The hike was surprisingly short and I summited just before dark. I didn’t much relish the idea of spending the night alone on a mountain top. So I pulled the leather pouch that held my dad out of my bag and placed it on a rock. Then I started a fire, ate some bread, and settled down for the night. It was pretty obvious how my great great grandfather could have believed he was being cursed. I could hear the wind howling through canyons but not a breath of it touched my skin and even though Bear Paw Peak was the tallest peak around the light of the moon never graced me with it’s presence. I sat alone, except for my father, in cold darkness and began to believe in ghosts. I waited for cold dead fingers to brush the back of my neck. I breathed as quietly as I could, listening for soft evil words to fill the air. But the night stayed cold, dark, and silent and I stayed small, scared, and alone.
As soon as the sun rose and it’s rays hit the peak I untied the leather pouch and held it open for the wind to toss Dad’s ashes about the mountain. Without a final prayer or tear for Dad I fled that place.

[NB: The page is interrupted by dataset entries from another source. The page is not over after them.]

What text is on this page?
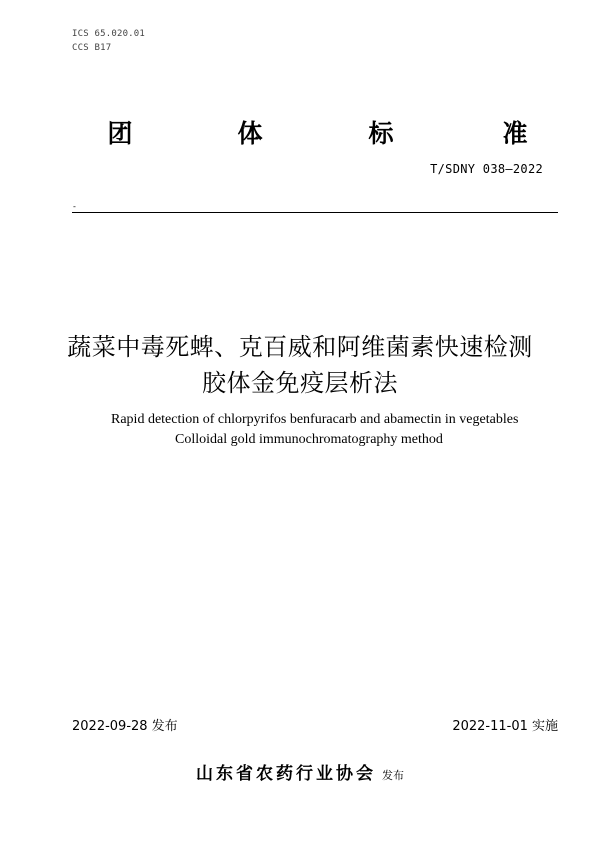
ICS 65.020.01
CCS B17
团	体	标	准
T/SDNY 038—2022
-
蔬菜中毒死蜱、克百威和阿维菌素快速检测
胶体金免疫层析法
Rapid detection of chlorpyrifos benfuracarb and abamectin in vegetables
Colloidal gold immunochromatography method
2022-09-28 发布	2022-11-01 实施
山东省农药行业协会 发布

It felt like I flew down the trail and finally I made it to our back door.
I bolted the door behind me and began planning my escape from this mountain. It was a three day walk to town and from there I would go everywhere. Anywhere. As long as it wasn’t in the shadow of this mountain. I made a blazing fire to chase the chill away and packed my bag with the crackling fire my evening’s companion. Then it grew dark and I became afraid. Would I hear the wind howling? Would the moonlight shine on the house? Would the ghosts that hadn’t found me at the peak find me in my bed?
The next morning I awoke. I was alone but horrified. The thought of spending a night without the protection of my house left me terrified to the point of nausea. I got out of bed, pulled everything out of my bag, and began putting it all away. I wasn’t leaving this house, at least, not anytime soon.